The pressure is being exerted at a time of heightened fears of rising anti-Semitism on both sides of the Atlantic.
Fears of rising anti-Semitism, specifically in Europe, were raised at a recent European Union conference in Brussels.
Jewish leaders who addressed the conference, organized by the European Commission, called for the Irish UN resolution to be given a new airing.
Cobi Benatoff, president of the European Jewish Congress, urged EU members states to back Ireland’s draft UN resolution condemning anti-Semitism. The resolution was withdrawn by Ireland last December because of a lack of support in the General Assembly.
A separate Irish resolution broadly condemning religious intolerance was instead placed before the assembly. This alternative resolution, which Ireland has fostered every year for two decades, was general in its wording and did not mention any specific religion.
The resolution specifically pointing to anti-Semitism was a response to pressure on the Irish from, among others, the Israeli government. Prompted by a rising number of anti-Semitic incidents, the Israelis asked the Irish to include a reference to anti-Semitism in its annual resolution condemning religious intolerance.
The Irish balked at including a specific religious reference in this resolution and offered instead to introduce a distinct, standalone resolution condemning anti-Semitism in the General Assembly. Support for this resolution was forthcoming from the rest of the EU, the “accession states” about to join the EU, and several other nations, including Canada. The proposed standalone resolution condemned “all manifestations of anti-Semitism wherever they occur,” attacks on synagogues and other religious places, sites and shrines and all “intolerance, incitement, harassment or violence against persons or communities based on ethnic origin or religious belief.”

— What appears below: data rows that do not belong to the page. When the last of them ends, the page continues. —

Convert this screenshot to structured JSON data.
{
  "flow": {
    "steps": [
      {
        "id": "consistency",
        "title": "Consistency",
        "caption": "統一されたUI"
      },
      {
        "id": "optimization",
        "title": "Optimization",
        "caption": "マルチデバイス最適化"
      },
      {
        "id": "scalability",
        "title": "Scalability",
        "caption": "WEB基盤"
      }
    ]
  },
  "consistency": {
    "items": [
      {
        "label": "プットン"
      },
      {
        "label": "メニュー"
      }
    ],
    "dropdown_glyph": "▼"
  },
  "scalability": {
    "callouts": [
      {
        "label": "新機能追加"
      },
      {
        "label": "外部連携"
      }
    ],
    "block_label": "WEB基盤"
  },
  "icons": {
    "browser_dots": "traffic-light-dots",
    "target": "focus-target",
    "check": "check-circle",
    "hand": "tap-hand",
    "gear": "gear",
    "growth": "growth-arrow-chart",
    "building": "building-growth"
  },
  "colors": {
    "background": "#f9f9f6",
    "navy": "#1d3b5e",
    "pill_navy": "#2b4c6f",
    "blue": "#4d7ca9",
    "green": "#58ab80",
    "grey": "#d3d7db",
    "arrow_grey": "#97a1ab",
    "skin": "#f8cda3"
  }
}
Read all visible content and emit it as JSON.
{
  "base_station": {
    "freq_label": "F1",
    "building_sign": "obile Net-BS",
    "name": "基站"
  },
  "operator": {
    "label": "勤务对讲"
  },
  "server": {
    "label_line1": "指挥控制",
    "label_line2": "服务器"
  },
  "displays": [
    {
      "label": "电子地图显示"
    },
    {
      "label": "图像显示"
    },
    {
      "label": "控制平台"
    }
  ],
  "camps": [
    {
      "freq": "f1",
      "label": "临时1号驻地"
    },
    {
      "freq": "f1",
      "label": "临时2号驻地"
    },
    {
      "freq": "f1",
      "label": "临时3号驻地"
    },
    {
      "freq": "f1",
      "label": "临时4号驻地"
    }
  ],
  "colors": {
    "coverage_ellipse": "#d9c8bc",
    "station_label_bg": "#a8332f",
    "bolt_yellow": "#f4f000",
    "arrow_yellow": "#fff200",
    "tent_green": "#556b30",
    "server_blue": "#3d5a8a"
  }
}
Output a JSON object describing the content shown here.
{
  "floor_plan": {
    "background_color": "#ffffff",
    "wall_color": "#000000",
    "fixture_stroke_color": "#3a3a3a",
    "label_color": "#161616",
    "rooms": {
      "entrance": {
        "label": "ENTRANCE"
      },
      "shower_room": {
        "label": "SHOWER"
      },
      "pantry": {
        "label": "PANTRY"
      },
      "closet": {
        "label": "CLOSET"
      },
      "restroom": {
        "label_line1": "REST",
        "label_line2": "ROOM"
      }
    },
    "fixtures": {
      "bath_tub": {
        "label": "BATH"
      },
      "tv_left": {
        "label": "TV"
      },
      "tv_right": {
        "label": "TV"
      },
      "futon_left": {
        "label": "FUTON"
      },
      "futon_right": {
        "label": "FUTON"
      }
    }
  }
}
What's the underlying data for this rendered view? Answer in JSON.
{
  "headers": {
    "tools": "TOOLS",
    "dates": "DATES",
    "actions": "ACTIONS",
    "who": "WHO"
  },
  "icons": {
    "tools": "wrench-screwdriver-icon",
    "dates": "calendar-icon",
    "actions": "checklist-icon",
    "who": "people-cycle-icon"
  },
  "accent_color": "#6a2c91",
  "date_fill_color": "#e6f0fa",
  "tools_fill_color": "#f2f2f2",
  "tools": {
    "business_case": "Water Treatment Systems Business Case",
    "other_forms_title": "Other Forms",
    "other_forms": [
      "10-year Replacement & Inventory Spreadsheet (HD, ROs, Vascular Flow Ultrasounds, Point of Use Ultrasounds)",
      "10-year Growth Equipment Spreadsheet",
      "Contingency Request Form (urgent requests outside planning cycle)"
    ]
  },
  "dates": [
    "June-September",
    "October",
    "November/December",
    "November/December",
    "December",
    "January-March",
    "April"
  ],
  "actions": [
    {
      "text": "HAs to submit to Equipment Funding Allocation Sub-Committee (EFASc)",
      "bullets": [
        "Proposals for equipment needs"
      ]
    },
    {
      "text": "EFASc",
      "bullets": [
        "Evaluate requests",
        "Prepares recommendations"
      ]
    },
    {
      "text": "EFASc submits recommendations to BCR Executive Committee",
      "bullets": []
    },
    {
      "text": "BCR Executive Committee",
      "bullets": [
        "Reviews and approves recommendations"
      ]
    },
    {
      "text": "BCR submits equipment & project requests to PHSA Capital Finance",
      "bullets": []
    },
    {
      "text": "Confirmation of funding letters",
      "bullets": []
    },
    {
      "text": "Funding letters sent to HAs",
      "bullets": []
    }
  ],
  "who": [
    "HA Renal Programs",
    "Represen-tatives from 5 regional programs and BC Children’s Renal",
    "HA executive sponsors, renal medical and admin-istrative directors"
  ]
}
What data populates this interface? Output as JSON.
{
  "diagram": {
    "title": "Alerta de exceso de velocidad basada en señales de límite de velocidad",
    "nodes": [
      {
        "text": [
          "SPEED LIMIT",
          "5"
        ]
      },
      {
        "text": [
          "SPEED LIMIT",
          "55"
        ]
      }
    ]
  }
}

But a number of UN member states, including many Arab and Muslim ones, insisted that the standalone resolution also include condemnation of intolerance against other named religious and ethnic groups.
The disagreement among assembly members prompted Ireland to withdraw the more specifically worded resolution and offer only the generally worded condemnation.
The anti-Semitism resolution was mothballed, but not torn up, an Irish diplomatic source stated this week.
This means that pressure to revive it could emerge at the upcoming six-week session of the United Nations Human Rights Commission in Geneva.
If it holds to form, the Geneva session would a strongly political one and an “obvious forum” for an effort to revive the Irish resolution, the source said, while adding that Ireland had no current plans to actually reintroduce the resolution.